The nearest Thomas Jefferson ever came to going back to Thomas Jefferson Brown was when he took a job at braking on the Southern Pacific. That held him for three, days less than two weeks.
“The wanderlust bug wouldn’t stand for it,” he explained.
Right after that he struck a farmer’s house where the farmer was sick, almost dying, with three little kids and a frail little woman trying to keep things up. He worked like ten men for more than a month on that farm, and when he went away he wouldn’t take a cent. That’s the sort of ne’er-do-well Thomas Jefferson was.
He wouldn’t beg. He’d go three days without grub, and laugh all the time. It was mostly in the country and in small villages that he made his living. He could play seven different kinds of instruments without any instruments at all. Did it all with his mouth. And the kids—they went wild over him. In return for his entertainment, Thomas Jefferson wasn’t ashamed to take whatever came to him in the way of odd nickels and dimes.
Once the manager of a vaudeville house heard him on a street corner, and offered him a job at fifty a week if he’d sign a contract for a dozen weeks.
“Good Lord,” said Thomas Jefferson, “I wouldn’t know what to do with six hundred dollars!”

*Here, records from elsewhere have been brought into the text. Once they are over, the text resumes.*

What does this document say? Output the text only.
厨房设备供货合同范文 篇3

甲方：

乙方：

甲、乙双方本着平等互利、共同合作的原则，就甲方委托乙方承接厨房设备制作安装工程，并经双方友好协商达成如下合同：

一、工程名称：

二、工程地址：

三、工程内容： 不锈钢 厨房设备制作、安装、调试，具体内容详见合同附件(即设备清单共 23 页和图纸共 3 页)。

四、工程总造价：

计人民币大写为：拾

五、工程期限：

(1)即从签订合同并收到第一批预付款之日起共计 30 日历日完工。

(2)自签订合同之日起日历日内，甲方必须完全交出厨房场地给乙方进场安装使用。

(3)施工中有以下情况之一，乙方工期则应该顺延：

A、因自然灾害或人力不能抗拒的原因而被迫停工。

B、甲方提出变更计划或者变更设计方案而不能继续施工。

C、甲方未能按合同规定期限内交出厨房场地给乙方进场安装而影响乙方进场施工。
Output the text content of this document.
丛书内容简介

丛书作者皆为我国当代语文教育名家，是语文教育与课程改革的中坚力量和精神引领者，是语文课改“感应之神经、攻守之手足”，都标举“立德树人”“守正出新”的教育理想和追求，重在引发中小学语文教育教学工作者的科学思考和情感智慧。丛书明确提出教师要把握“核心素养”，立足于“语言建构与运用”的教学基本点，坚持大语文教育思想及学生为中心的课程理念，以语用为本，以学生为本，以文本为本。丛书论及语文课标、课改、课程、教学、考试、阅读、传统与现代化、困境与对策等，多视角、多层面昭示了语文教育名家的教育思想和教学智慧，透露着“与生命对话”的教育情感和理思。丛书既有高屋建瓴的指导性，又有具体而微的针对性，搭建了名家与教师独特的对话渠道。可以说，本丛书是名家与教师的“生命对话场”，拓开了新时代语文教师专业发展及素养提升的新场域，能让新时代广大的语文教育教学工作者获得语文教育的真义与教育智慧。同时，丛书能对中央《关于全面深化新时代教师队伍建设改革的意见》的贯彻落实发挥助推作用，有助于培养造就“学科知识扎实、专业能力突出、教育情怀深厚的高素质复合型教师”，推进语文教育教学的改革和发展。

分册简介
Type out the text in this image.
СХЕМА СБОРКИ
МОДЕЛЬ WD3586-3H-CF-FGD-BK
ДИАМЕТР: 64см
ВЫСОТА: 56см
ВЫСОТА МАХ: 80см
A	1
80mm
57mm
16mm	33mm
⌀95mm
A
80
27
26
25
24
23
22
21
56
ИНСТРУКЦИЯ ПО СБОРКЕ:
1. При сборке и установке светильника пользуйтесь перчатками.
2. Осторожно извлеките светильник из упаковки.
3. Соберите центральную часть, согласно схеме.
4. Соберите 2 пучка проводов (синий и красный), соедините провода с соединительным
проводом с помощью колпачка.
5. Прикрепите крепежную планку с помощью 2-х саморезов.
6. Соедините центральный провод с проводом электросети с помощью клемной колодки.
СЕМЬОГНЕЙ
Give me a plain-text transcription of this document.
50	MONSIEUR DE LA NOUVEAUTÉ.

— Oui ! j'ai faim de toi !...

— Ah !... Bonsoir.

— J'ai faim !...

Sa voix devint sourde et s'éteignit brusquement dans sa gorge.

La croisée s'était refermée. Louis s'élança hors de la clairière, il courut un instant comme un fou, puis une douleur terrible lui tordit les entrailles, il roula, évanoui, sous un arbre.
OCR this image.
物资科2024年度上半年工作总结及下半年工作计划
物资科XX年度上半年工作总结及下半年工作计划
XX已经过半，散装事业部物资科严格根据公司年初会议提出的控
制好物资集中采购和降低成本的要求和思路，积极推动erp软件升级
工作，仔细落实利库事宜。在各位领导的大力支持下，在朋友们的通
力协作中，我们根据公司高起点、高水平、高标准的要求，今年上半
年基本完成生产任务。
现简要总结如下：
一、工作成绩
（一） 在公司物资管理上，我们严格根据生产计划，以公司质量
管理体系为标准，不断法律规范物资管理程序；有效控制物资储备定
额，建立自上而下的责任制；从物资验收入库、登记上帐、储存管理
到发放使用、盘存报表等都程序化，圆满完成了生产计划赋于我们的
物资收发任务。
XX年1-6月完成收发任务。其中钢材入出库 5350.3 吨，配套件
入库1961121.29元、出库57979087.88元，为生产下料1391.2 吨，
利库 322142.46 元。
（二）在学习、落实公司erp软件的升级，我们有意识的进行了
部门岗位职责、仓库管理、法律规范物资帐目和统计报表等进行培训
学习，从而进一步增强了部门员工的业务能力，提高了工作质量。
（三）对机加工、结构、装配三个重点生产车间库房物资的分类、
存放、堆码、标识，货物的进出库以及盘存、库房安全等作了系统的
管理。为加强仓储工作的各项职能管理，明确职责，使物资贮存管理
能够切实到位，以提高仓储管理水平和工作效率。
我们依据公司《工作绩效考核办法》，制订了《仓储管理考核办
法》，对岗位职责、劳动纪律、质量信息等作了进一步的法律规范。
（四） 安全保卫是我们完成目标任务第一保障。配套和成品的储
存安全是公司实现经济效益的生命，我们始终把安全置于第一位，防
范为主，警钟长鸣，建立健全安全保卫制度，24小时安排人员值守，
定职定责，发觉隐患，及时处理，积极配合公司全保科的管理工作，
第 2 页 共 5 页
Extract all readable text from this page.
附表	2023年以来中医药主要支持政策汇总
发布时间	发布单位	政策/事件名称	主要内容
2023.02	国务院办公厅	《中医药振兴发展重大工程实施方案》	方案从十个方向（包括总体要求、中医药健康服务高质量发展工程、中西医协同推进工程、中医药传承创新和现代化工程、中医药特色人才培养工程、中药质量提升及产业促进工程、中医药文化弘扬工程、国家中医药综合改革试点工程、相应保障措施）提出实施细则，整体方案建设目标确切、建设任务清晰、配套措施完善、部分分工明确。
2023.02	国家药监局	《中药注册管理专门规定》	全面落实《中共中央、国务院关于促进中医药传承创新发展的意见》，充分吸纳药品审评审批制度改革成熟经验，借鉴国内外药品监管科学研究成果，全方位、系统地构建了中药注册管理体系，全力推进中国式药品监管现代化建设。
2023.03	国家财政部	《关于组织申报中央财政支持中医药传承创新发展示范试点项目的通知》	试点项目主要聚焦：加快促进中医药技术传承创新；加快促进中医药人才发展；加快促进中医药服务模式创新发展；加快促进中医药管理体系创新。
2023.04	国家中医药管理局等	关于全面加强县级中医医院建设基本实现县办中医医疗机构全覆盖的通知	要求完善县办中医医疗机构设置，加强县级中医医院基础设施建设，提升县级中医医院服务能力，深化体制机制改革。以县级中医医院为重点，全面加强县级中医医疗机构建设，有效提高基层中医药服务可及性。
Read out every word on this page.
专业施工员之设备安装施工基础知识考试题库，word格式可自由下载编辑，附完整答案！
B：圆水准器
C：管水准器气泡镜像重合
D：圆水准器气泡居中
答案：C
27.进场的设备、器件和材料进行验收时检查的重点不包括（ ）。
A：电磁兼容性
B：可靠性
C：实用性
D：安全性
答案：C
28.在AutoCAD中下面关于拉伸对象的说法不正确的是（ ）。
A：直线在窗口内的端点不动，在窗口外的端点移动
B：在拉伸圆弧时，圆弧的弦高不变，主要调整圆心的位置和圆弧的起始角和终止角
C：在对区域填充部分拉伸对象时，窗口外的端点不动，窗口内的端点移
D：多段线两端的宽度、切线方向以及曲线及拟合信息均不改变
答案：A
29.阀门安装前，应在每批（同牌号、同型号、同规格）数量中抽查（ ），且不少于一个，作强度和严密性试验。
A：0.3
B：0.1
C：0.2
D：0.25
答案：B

The next week he was cooking in a lumber-camp for his board. That’s Thomas Jefferson—or, rather, that’s what he was.
And now we’re coming to the girl who killed the bug in Thomas Jefferson—and rescued the king. She was born swell. She has blue eyes—the sort that can light up a dark day, and can make your head turn dizzy when they smile at you. And she’s got the right sort of hair to go with ‘em—red and gold and brown all mixed up, until you can’t tell which is which; the sort that makes you wonder if some big artist hasn’t been painting a picture for you, when you see it out in the sunshine.
She comes of a titled family, but she’d want to die to-morrow if Thomas Jefferson Brown didn’t worship her from the tips of her little toes to the top of her pretty head. She thinks he’s a king. And he is—one of those great, big, healthy kings that nature sometimes grows when it has half a chance.